Abstract
Observing the neutral Hydrogen (HI) distribution across the Universe via
redshifted 21-cm line Intensity Mapping (IM) constitutes a powerful probe for
cosmology. However, this redshifted 21cm signal is obscured by the foreground
emission. This paper addresses the capabilities of the BINGO survey to separate
such signals. Specifically, this paper (a) looks in detail at the different
residuals left over by foreground components, (b) shows that a noise-corrected
spectrum is unbiased and (c) shows that we understand the remaining systematic
residuals by analyzing non-zero contributions to the three point function. We
use the Generalized Needlet Internal Linear Combination (GNILC), which we apply
to sky simulations of the BINGO experiment for each redshift bin of the survey.
We present our recovery of the redshifted 21-cm signal from sky simulations of
the BINGO experiment including foreground components.
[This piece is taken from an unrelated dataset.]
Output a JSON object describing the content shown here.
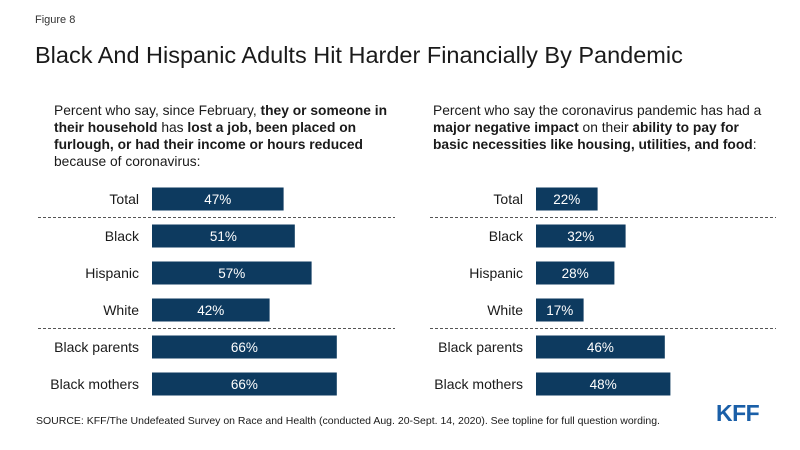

We test the recovery of
the 21-cm signal through the angular power spectrum at different redshifts, as
well as the recovery of its non-Gaussian distribution through a bispectrum
analysis. We find that non-Gaussianities from the original foreground maps can
be removed down to, at least, the noise limit of the BINGO survey with such
techniques. Our bispectrum analysis yields strong tests of the level of the
residual foreground contamination in the recovered 21-cm signal, thereby
allowing us to both optimize and validate our component separation analysis.